The project was based on the Pennsylvania German/Pennsylvania Dutch Folk Art known as Frakturs....Originating a few centuries ago, they were often family related and very personal pieces made by relatively untrained artists in a simple graphic style. I based mine on teaching at the University level for the first time. The transition was not easy. Sorry that the above image is blurry, but I did not really have the time to scan it in as two halves and try to piece them together. The below images were scanned in. As a Fraktur, the entire composition seems to work well but the intense design flourish within the squirrels was too much...way too much. I would definitely leave the squirrels grey if done again. I left the swirls in as a teachable moment for my students. I did not get around to redoing the project, but there didn't seem to be a point in taking that time. It began as a demonstration of how to handle the project and I guess it will stay that way. Showing students imperfections is just as important as showing them excellence (and NO, this is not just an excuse to go lazy on a possible redo).

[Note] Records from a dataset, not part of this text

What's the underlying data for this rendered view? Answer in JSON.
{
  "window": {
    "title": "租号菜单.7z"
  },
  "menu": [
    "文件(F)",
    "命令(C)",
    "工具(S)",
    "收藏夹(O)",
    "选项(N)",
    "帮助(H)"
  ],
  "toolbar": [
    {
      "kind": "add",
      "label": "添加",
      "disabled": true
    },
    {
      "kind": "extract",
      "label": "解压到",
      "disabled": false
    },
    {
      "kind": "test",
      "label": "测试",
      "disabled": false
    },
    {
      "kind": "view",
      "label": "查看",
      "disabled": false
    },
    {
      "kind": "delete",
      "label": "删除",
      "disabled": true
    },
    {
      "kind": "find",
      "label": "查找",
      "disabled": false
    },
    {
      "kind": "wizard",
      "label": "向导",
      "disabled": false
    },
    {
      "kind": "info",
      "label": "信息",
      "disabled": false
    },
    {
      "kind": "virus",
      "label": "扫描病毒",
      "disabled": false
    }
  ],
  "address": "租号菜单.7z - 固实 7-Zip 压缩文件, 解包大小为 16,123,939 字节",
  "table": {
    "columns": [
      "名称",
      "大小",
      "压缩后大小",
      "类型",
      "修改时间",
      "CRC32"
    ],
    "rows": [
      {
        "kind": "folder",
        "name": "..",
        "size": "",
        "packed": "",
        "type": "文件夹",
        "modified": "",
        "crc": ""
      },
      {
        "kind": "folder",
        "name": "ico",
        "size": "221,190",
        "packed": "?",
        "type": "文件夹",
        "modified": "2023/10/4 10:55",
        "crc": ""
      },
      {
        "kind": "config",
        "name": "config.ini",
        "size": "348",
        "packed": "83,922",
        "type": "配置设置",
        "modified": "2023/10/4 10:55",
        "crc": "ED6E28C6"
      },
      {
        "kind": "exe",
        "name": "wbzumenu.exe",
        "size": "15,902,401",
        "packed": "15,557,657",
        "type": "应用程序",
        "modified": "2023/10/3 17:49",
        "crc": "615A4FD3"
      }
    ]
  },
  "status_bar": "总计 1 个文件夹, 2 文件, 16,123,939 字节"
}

Students should be able to recognize the flaws in their own work with the same ease as they see it in others. I think if I was considering hanging a finished product in the house, the redo would have been produced with simplified squirrels.
I really liked the sweaters (they were supposed to represent my children) and the type. I regularly and affectionately refer to my children as "squirrel boy" and "squirrel girl".
I did some straight forward aging with watercolor and attempted to keep the spacing and the design simplified. I did not try and over-draw anything. The overlapping of objects was purposely minimized and the parts really remain as individual parts.